Date: 03/25/23 - 3/31/23
Amount: $72,352.00
Funding Agencies: NCSU Center for Human Health and the Environment

Industrial agriculture disproportionately affects minority, low-income, and Tribal communities, propagating environmental injustice. Concentrated Animal Feeding Operations (CAFOs) apply massive amounts of untreated waste annually to nearby farmlands. Environmental health impacts of CAFOs are documented; however, studies almost exclusively rely on known CAFO locations from public records, which are incomplete. This is because only CAFOs discharging into US waters need a permit; poultry CAFOs generate dry waste and operate without permits.
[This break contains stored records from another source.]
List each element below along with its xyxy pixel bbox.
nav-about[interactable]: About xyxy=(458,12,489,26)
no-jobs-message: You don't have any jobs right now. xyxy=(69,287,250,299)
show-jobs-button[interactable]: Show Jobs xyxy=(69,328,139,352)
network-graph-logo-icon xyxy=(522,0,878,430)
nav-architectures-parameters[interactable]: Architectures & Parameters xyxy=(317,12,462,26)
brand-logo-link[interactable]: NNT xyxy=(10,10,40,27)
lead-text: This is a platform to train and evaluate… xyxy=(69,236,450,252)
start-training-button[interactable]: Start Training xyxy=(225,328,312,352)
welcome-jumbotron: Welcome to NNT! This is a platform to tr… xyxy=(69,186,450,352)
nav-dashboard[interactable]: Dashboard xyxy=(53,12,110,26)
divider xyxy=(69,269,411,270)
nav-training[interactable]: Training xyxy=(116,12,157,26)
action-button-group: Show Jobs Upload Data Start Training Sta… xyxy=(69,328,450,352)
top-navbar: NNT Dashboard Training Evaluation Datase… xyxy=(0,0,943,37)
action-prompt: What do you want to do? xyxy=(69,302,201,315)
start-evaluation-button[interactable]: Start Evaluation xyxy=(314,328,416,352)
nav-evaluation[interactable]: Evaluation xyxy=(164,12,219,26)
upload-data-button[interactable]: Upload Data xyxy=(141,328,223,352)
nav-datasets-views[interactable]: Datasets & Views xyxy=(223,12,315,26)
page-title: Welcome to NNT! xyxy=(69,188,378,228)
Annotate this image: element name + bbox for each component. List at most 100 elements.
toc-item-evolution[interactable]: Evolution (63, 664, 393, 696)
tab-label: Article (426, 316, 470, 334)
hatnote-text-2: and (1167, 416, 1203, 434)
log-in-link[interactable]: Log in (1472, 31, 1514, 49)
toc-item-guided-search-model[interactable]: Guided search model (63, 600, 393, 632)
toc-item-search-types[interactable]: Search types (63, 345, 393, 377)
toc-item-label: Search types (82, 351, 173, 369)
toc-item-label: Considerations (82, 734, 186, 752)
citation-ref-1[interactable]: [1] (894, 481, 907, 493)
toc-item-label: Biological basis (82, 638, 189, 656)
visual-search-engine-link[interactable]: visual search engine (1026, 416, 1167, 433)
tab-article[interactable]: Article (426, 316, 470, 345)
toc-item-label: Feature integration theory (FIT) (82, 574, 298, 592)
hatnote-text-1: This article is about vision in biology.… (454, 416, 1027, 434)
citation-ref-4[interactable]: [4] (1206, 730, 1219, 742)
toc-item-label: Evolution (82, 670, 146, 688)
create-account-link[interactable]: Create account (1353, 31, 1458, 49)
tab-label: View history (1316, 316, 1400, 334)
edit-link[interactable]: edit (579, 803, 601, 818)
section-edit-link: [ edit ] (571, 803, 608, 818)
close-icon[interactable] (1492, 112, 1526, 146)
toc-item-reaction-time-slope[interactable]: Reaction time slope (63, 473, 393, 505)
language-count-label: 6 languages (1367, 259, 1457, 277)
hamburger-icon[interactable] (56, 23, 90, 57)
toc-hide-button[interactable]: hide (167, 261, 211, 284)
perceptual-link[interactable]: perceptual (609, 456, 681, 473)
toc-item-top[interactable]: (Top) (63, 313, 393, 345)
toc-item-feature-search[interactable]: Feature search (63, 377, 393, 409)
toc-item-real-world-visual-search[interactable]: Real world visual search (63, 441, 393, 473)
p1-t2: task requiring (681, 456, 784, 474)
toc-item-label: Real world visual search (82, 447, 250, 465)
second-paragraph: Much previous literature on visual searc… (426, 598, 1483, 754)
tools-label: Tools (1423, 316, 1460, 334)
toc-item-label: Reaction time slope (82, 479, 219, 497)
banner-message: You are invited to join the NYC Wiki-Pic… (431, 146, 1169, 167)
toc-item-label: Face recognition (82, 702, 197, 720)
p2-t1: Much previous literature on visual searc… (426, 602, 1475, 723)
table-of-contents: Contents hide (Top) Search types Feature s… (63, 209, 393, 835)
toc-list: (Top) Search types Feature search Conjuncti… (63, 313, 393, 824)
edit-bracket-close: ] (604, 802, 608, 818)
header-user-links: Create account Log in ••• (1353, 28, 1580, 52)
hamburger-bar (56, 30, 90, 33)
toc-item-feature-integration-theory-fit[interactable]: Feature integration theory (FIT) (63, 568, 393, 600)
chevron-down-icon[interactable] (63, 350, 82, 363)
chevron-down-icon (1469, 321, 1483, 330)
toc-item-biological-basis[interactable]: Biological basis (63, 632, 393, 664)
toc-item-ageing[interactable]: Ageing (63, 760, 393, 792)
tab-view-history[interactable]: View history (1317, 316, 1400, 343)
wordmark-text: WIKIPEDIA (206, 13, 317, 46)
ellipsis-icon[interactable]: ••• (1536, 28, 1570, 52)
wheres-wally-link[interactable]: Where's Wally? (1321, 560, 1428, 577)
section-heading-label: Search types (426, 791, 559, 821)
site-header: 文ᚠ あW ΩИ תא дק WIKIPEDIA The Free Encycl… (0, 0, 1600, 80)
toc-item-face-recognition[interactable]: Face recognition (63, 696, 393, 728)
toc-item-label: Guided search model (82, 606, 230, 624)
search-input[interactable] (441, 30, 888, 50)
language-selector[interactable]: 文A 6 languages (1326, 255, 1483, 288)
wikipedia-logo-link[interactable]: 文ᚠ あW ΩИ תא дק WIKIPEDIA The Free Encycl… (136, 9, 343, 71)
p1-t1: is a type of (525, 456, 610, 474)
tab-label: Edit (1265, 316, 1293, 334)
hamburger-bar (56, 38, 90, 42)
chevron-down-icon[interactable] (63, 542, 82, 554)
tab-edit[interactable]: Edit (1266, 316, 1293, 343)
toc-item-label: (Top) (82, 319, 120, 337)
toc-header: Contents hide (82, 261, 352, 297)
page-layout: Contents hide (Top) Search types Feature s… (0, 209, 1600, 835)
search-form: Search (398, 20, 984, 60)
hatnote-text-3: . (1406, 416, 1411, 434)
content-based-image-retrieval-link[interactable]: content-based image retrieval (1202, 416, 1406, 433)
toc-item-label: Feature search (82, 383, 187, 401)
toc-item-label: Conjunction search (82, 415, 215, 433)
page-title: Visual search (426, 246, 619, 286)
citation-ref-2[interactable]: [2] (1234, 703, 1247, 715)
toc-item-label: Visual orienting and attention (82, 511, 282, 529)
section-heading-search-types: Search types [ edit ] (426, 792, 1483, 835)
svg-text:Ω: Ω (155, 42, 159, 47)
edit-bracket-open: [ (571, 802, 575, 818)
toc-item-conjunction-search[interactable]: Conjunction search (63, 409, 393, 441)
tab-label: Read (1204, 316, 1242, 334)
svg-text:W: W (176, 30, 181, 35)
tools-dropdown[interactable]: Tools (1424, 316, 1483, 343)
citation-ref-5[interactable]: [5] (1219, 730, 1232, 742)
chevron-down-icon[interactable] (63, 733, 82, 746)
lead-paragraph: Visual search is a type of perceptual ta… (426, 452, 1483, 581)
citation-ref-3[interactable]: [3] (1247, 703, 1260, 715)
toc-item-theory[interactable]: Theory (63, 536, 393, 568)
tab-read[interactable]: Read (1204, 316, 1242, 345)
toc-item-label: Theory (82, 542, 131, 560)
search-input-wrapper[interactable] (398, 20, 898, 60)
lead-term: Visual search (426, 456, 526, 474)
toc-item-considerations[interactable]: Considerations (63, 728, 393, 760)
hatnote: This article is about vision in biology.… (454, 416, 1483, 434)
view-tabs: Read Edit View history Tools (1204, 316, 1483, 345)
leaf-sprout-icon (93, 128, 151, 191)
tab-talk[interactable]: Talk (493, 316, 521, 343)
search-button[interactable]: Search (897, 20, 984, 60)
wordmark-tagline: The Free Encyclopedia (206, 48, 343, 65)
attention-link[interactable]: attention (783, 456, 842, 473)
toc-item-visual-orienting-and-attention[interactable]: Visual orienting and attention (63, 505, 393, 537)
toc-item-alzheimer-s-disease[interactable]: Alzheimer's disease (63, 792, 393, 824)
North Carolina (NC) communities have observed a dramatic but poorly documented expansion of poultry CAFOs since the 2007 swine CAFO moratorium but the locations of these facilities are essentially unknown and their environmental impacts therefore undocumented. Researchers have attempted to manually scan satellite/aerial data for CAFOs or automate detection but no complete dataset exists. We will use heuristics from the literature on poultry CAFO barn types (number, size, orientation) on a recently developed poultry CAFO layer derived using deep learning of Earth Observations to detect poultry CAFOs in eastern NC (where CAFOs are heavily clustered). We will use these locations to assess impacts on surface water contamination using public water quality data and examine how CAFO density correlates with census-block level race/income and EPA’s environmental justice indices on other stressors/contaminants. This study will generate the first full record of non-permitted poultry CAFOs in eastern NC for accurate assessment of their environmental impacts and how these impacts intersect with sociodemographic/environmental vulnerabilities. These data will support R01-scale NIH applications to scale up our approach and assess impacts on broader environmental health outcomes.